ЗАБЫТЫЙ МЯЧ
Майя Аксенова – Белле Ахмадулиной
…Надо успеть в эти несколько дней найти то, что тебе нравится, и купить. Таков капитализм! Раньше я к этому никак привыкнуть не могла, но теперь, кажется, освоилась…
Ни о каких валенках в Вашингтоне даже и не слыхали. Валенки! Здесь даже и теплых сапог купить невозможно. Посылаю единственную пару, которую удалось найти. Может быть, они тебя спасут на некоторое время, да и Борису пригодятся. Семейная пара.
Очень долго искали тебе теплую куртку. Не хотелось покупать обычную спортивную, да они не очень-то и теплые.
Эта нам понравилась сразу – лунный ренессанс, а по-нашему «Дутик», сразу нас покорил. Двойная, черная, стильная, настоящий пух, дорогой магазин.
Дома «Дутик» ожил, я на него все время смотрела, разговаривала и гладила.
Кончилось тем, что Василий предложил его усыновить.
Люби «Дутика»!
Целую. Майя.
Да, Белчик! Сообщи, пожалуйста, подробно размеры. Ты теперь можешь все определить по вещам. Хотим купить Боре джинсы и ботинки, а размера не знаем. Сделай это, пожалуйста.
Боренька! Дорогой!
Всегда тебя помним, любим, но бабы на этот раз захватили площадку.
В следующий раз все только тебе.
Целуем. Майя, Вася
Василий Аксенов – Белле Ахмадулиной
Дорогая Белка,
спасибо за чудное пред-Рождественское письмо. Мы здесь дважды празднуем праздник. На Christmas я ходил на полуночную службу в собор Св. Матвея в центре Вашингтона и восхищался, как всегда, тамошней публикой – такие, знаешь ли, какие-то сильные и стильные, эдакие прочные западные люди. В православии народ поскромнее, но все-таки тоже красивый. Как ни странно, сохраняется какая-то цивилизованная Россия. Я думал, чем же все-таки так разительно отличается здешняя служба от, скажем, переделкинской, ведь в принципе все так же, а потом понял, простейшая вещь – дети! Ведь там большевики ведь запрещают детям прислуживать на литургиях, вот в чем дело.
А вообще, увы, все дальше и дальше уходит пространство прежней жизни, а здешнее все ближе и понятнее, к тому же при всех своих глупостях здешнее пространство все-таки настолько естественнее для человеческой сути, что этого нельзя в конце концов не почувствовать и даже не испытать некоторой благодарности за то, что оно все-таки стоит и противо-стоит.

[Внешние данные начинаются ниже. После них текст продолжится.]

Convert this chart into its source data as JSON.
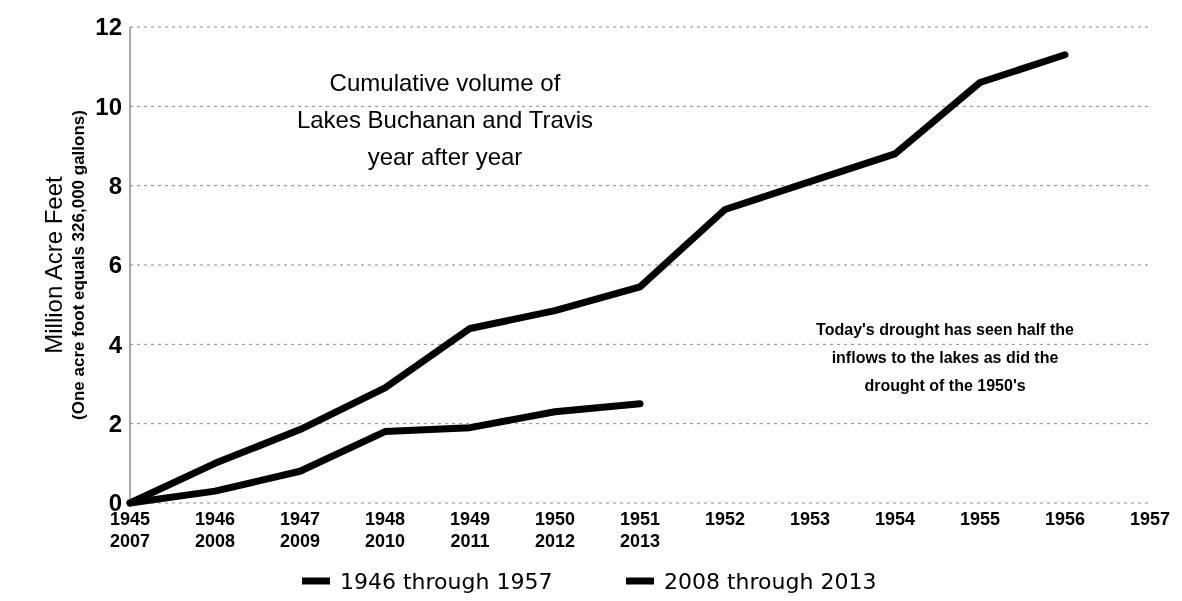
{
  "chart_data": {
    "type": "line",
    "title": "Cumulative volume of\nLakes Buchanan and Travis\nyear after year",
    "ylabel": "Million Acre Feet\n(One acre foot equals 326,000 gallons)",
    "categories": [
      "1945\n2007",
      "1946\n2008",
      "1947\n2009",
      "1948\n2010",
      "1949\n2011",
      "1950\n2012",
      "1951\n2013",
      "1952",
      "1953",
      "1954",
      "1955",
      "1956",
      "1957"
    ],
    "series": [
      {
        "name": "1946 through 1957",
        "color": "#000000",
        "values": [
          0,
          1.0,
          1.85,
          2.9,
          4.4,
          4.85,
          5.45,
          7.4,
          8.1,
          8.8,
          10.6,
          11.3,
          null
        ]
      },
      {
        "name": "2008 through 2013",
        "color": "#000000",
        "values": [
          0,
          0.3,
          0.8,
          1.8,
          1.9,
          2.3,
          2.5,
          null,
          null,
          null,
          null,
          null,
          null
        ]
      }
    ],
    "ylim": [
      0,
      12
    ],
    "yticks": [
      0,
      2,
      4,
      6,
      8,
      10,
      12
    ],
    "grid": "y",
    "legend": "bottom",
    "marker": "none",
    "line_style": "solid",
    "annotations": [
      "Today's drought has seen half the\ninflows to the lakes as did the\ndrought of the 1950's"
    ]
  }
}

Теперь, когда очередные наши глупые надежды гробанулись и когда все яснее становится действительная «необратимость соц. изменений», т. е. то, что наглости и тупости нет конца, только об одном и остается мечтать (пусть беспочвенно) – чтобы вы здесь оказались, а там пусть Фельки Кузнецовы стучат друг на друга. Может быть, то, что я сейчас говорю, в чем-то безнравственно – Россия, язык, могилы – но… как тут Виктор Ворошильский[485]
написал о «Солидарности»: это уже приключение не моего поколения. Впрочем, это все-таки еще не капитуляция; иногда кажется, что вывоз отвлеченных предметов патриотизма – это тоже сопротивление.